You’ve probably worn padded shoes most of your life. Don’t expect to throw them away and be able to do the same mileage whether walking or running in barefoot shoes. To some extent, you have to relearn how to run and walk. This is going to take conscious effort on your part, and it can be very difficult. You don’t just learn, you also learn unlearn some ingrained habits. The key is to go slowly. Very, very, absurdly slow.
How you approach barefoot shoes depends on what you’re looking to do. I happen to have taken up running, which worked out well because I had to take it slow (I sucked). If you’re currently an ultra-marathoner and want to try barefoot shoes, you’ll find it hard to hold back. If you are somewhere between these poles, it will always be difficult not to overdo it. Focus on the discipline you usually use for distance not do it remotely.
If you don’t know where to start, check out Graham Tuttle’s YouTube channel, including his foot strengthening exercises. These will help you build foot and ankle strength that you lack if you’ve used padded shoes for years and reduce muscle soreness when you start running barefoot. Tuttle also offers paid programs aiming to give you a more personalized guide (I haven’t tried any). Another YouTube channel that I have found useful is the MovNat channel, which is not barefoot specific, but has plenty of great barefoot advice sprinkled throughout its content. And if you haven’t read Christopher McDougall, both born to run And Natural Born Heroes are fun reads related to barefoot. In effect, born to run has arguably done more to popularize barefoot running than anything else since the padded shoe was born in the early 1970s.

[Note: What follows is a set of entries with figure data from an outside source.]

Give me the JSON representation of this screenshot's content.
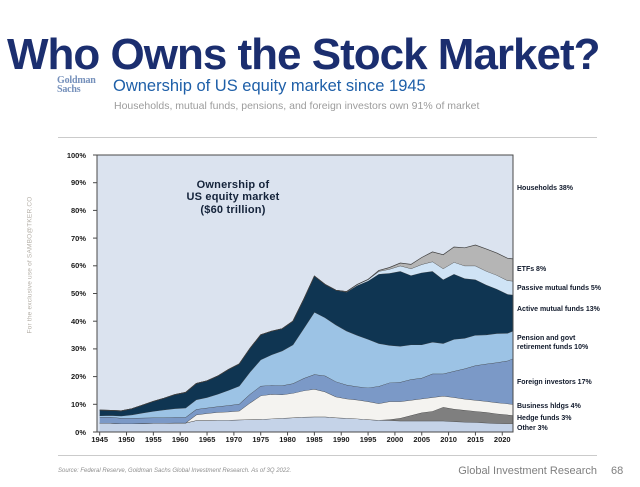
{
  "slide": {
    "title": "Who Owns the Stock Market?",
    "logo": {
      "line1": "Goldman",
      "line2": "Sachs"
    },
    "heading": "Ownership of US equity market since 1945",
    "subheading": "Households, mutual funds, pensions, and foreign investors own 91% of market",
    "watermark": "For the exclusive use of SAMBO@TKER.CO",
    "source": "Source: Federal Reserve, Goldman Sachs Global Investment Research. As of 3Q 2022.",
    "footer": {
      "department": "Global Investment Research",
      "page": "68"
    }
  },
  "chart_data": {
    "type": "area",
    "stacked": true,
    "annotation": "Ownership of\nUS equity market\n($60 trillion)",
    "ylim": [
      0,
      100
    ],
    "x_domain": [
      1944.5,
      2022
    ],
    "grid": false,
    "legend_position": "right",
    "x": [
      1945,
      1947,
      1949,
      1951,
      1953,
      1955,
      1957,
      1959,
      1961,
      1963,
      1965,
      1967,
      1969,
      1971,
      1973,
      1975,
      1977,
      1979,
      1981,
      1983,
      1985,
      1987,
      1989,
      1991,
      1993,
      1995,
      1997,
      1999,
      2001,
      2003,
      2005,
      2007,
      2009,
      2011,
      2013,
      2015,
      2017,
      2019,
      2021,
      2022
    ],
    "x_ticks": [
      1945,
      1950,
      1955,
      1960,
      1965,
      1970,
      1975,
      1980,
      1985,
      1990,
      1995,
      2000,
      2005,
      2010,
      2015,
      2020
    ],
    "y_ticks": [
      {
        "label": "100%",
        "value": 100
      },
      {
        "label": "90%",
        "value": 90
      },
      {
        "label": "80%",
        "value": 80
      },
      {
        "label": "70%",
        "value": 70
      },
      {
        "label": "60%",
        "value": 60
      },
      {
        "label": "50%",
        "value": 50
      },
      {
        "label": "40%",
        "value": 40
      },
      {
        "label": "30%",
        "value": 30
      },
      {
        "label": "20%",
        "value": 20
      },
      {
        "label": "10%",
        "value": 10
      },
      {
        "label": "0%",
        "value": 0
      }
    ],
    "background_series": {
      "name": "Households",
      "share_label": "Households 38%",
      "color": "#dbe3ef"
    },
    "series": [
      {
        "name": "Other",
        "color": "#c5d3e8",
        "values": [
          3.2,
          3.2,
          3.0,
          3.0,
          3.1,
          3.2,
          3.2,
          3.3,
          3.3,
          4.2,
          4.2,
          4.3,
          4.3,
          4.4,
          4.5,
          4.6,
          4.8,
          5.0,
          5.2,
          5.4,
          5.5,
          5.5,
          5.2,
          5.0,
          4.8,
          4.5,
          4.3,
          4.2,
          4.0,
          4.0,
          4.0,
          4.0,
          4.0,
          3.8,
          3.6,
          3.5,
          3.3,
          3.1,
          3.0,
          3.0
        ]
      },
      {
        "name": "Hedge funds",
        "color": "#7f7f7f",
        "values": [
          0,
          0,
          0,
          0,
          0,
          0,
          0,
          0,
          0,
          0,
          0,
          0,
          0,
          0,
          0,
          0,
          0,
          0,
          0,
          0,
          0,
          0,
          0,
          0,
          0,
          0,
          0,
          0.3,
          1.0,
          2.0,
          3.0,
          3.5,
          5.0,
          4.5,
          4.3,
          4.0,
          3.8,
          3.5,
          3.2,
          3.0
        ]
      },
      {
        "name": "Business hldgs",
        "color": "#f4f3f0",
        "values": [
          0,
          0,
          0,
          0,
          0,
          0,
          0,
          0,
          0,
          2.0,
          2.5,
          2.8,
          3.0,
          3.2,
          6.0,
          8.5,
          8.8,
          8.5,
          8.8,
          9.5,
          10.0,
          9.0,
          7.5,
          7.0,
          6.8,
          6.5,
          6.0,
          6.5,
          6.0,
          5.5,
          5.0,
          5.0,
          4.0,
          4.2,
          4.0,
          4.0,
          4.0,
          4.0,
          4.0,
          4.0
        ]
      },
      {
        "name": "Foreign investors",
        "color": "#7b99c7",
        "values": [
          2.2,
          2.2,
          2.0,
          2.0,
          2.0,
          2.0,
          2.0,
          2.0,
          2.0,
          2.0,
          2.0,
          2.1,
          2.3,
          2.5,
          3.2,
          3.5,
          3.3,
          3.3,
          3.5,
          4.5,
          5.3,
          5.8,
          5.5,
          5.0,
          4.8,
          5.0,
          6.2,
          6.8,
          7.0,
          7.5,
          7.5,
          8.5,
          8.0,
          9.5,
          11.0,
          12.5,
          13.5,
          14.5,
          15.5,
          16.5
        ]
      },
      {
        "name": "Pension and govt retirement funds",
        "color": "#9cc3e5",
        "values": [
          0.5,
          0.6,
          0.8,
          1.2,
          1.8,
          2.3,
          2.8,
          3.2,
          3.4,
          3.5,
          3.8,
          4.5,
          5.5,
          6.5,
          8.0,
          9.5,
          11.0,
          12.5,
          14.0,
          18.0,
          22.5,
          21.0,
          20.5,
          19.5,
          18.5,
          17.5,
          15.5,
          13.5,
          13.0,
          12.5,
          12.0,
          11.5,
          11.0,
          11.5,
          11.0,
          11.0,
          10.5,
          10.5,
          10.0,
          10.0
        ]
      },
      {
        "name": "Active mutual funds",
        "color": "#0f3552",
        "values": [
          2.0,
          1.8,
          1.8,
          2.2,
          2.8,
          3.6,
          4.2,
          5.0,
          5.6,
          5.8,
          6.0,
          6.5,
          7.5,
          8.0,
          8.5,
          9.0,
          8.5,
          8.0,
          8.5,
          10.5,
          13.0,
          12.0,
          12.5,
          14.0,
          18.0,
          21.0,
          25.0,
          26.0,
          27.0,
          25.0,
          26.0,
          25.5,
          23.0,
          23.5,
          21.5,
          20.0,
          18.0,
          16.0,
          14.0,
          13.0
        ]
      },
      {
        "name": "Passive mutual funds",
        "color": "#cfe3f5",
        "values": [
          0,
          0,
          0,
          0,
          0,
          0,
          0,
          0,
          0,
          0,
          0,
          0,
          0,
          0,
          0,
          0,
          0,
          0,
          0,
          0,
          0,
          0,
          0,
          0.2,
          0.4,
          0.6,
          1.0,
          1.5,
          2.0,
          2.5,
          3.0,
          3.5,
          4.0,
          4.3,
          4.6,
          5.0,
          5.0,
          5.0,
          5.0,
          5.0
        ]
      },
      {
        "name": "ETFs",
        "color": "#b5b5b5",
        "values": [
          0,
          0,
          0,
          0,
          0,
          0,
          0,
          0,
          0,
          0,
          0,
          0,
          0,
          0,
          0,
          0,
          0,
          0,
          0,
          0,
          0,
          0,
          0,
          0,
          0,
          0,
          0.3,
          0.6,
          1.0,
          1.5,
          2.5,
          3.5,
          5.0,
          5.5,
          6.5,
          7.5,
          8.0,
          8.0,
          8.0,
          8.0
        ]
      }
    ],
    "legend": [
      {
        "lines": [
          "Households 38%"
        ],
        "level": 88
      },
      {
        "lines": [
          "ETFs 8%"
        ],
        "level": 59
      },
      {
        "lines": [
          "Passive mutual funds 5%"
        ],
        "level": 52
      },
      {
        "lines": [
          "Active mutual funds 13%"
        ],
        "level": 44.5
      },
      {
        "lines": [
          "Pension and govt",
          "retirement funds 10%"
        ],
        "level": 32
      },
      {
        "lines": [
          "Foreign investors 17%"
        ],
        "level": 18
      },
      {
        "lines": [
          "Business hldgs 4%"
        ],
        "level": 9.3
      },
      {
        "lines": [
          "Hedge funds 3%"
        ],
        "level": 5.2
      },
      {
        "lines": [
          "Other 3%"
        ],
        "level": 1.5
      }
    ],
    "colors": {
      "outline": "#3f3f3f",
      "axis": "#4a4a4a",
      "plot_background": "#dbe3ef"
    }
  }
}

It should also be said that barefoot shoes are not a zero-sum game. For over a year, I wore barefoot shoes for running, regular shoes for other tasks, and sandals the rest of the time. It’s not all or nothing. If you go for a barefoot run and slap on your favorite Converse right after, that’s okay. It is equally important to know that everyone is different. It took me six months to switch completely to barefoot shoes. But that’s just me. It may take you two months or two years. Go at your own pace and don’t worry about other people’s experiences.